Inside the mind of a coach
Interview with Swedish life coach, Nina Jansdotter. Part 2.
Does my boss or my girlfriend have any reason to be worried about my coaching? Others who have undergone coaching have quit their jobs or filed for divorce…
“Coaching will get you to realise what changes need to be made in your life, and at times that means that your situation is effected. This very process, in order to get answers to urgent questions and to reconsider ones own situation, does stir up some problems.
“As it happens, coaches are threatened with law-suits and accused of causing this and that, above all by men whose wives have filed for divorce. Myself, I have had clients that have moved overseas, sold their businesses, divorced, moved and resigned from their jobs even if such matters had never been an issue in the beginning.
“For instance, I once coached a woman with regards to a salary negotiation who some time later said, ‘I have now separated from my husband.’”
How do you feel when your coaching causes such things? Do you feel guilty?
“At times I might think, ‘My goodness, what have I done?’ For instance, when somebody quits a job – right when his company has paid for the coaching. However, I trust that the decisions made by clients are indeed their own and not mine. Every individual is responsible for his own life and his own decisions, that is something I always express. Sometimes a client has told me that the boss appreciated the result of the coaching nevertheless. Companies most often have no interest in keeping someone around who really would rather be someplace else. Much better to get a new and more motivated person.”

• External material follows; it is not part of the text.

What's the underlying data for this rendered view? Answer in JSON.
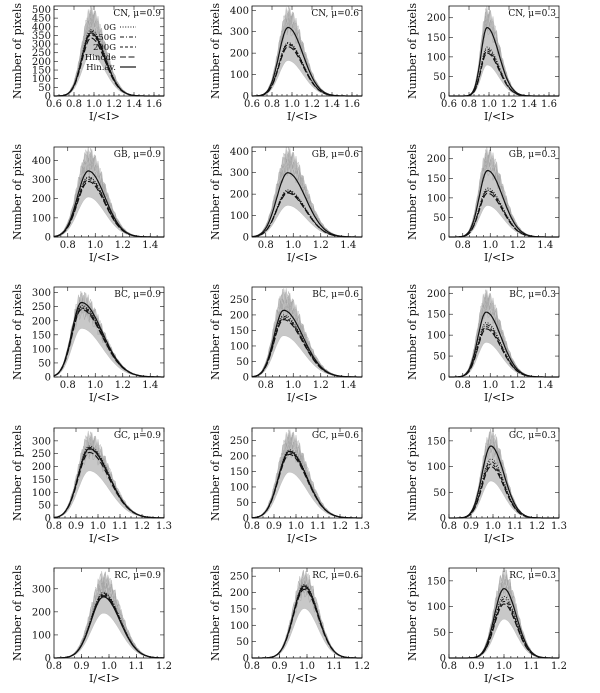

So is it important in coaching that all decisions be my own?
“Yes. My task is to give direction to your own will, to help you in a way that you want yourself, rather than to force upon you my own notions as to what I think is best for you.
“That said, through my participation as a coach I can get you to take a position on certain things: ‘It sounds to me that mentally you already have decided to leave your husband’ or ‘It shows that you are tired of your job’, are things I might say to draw attention to the question instead of just letting you brush it in under the carpet.”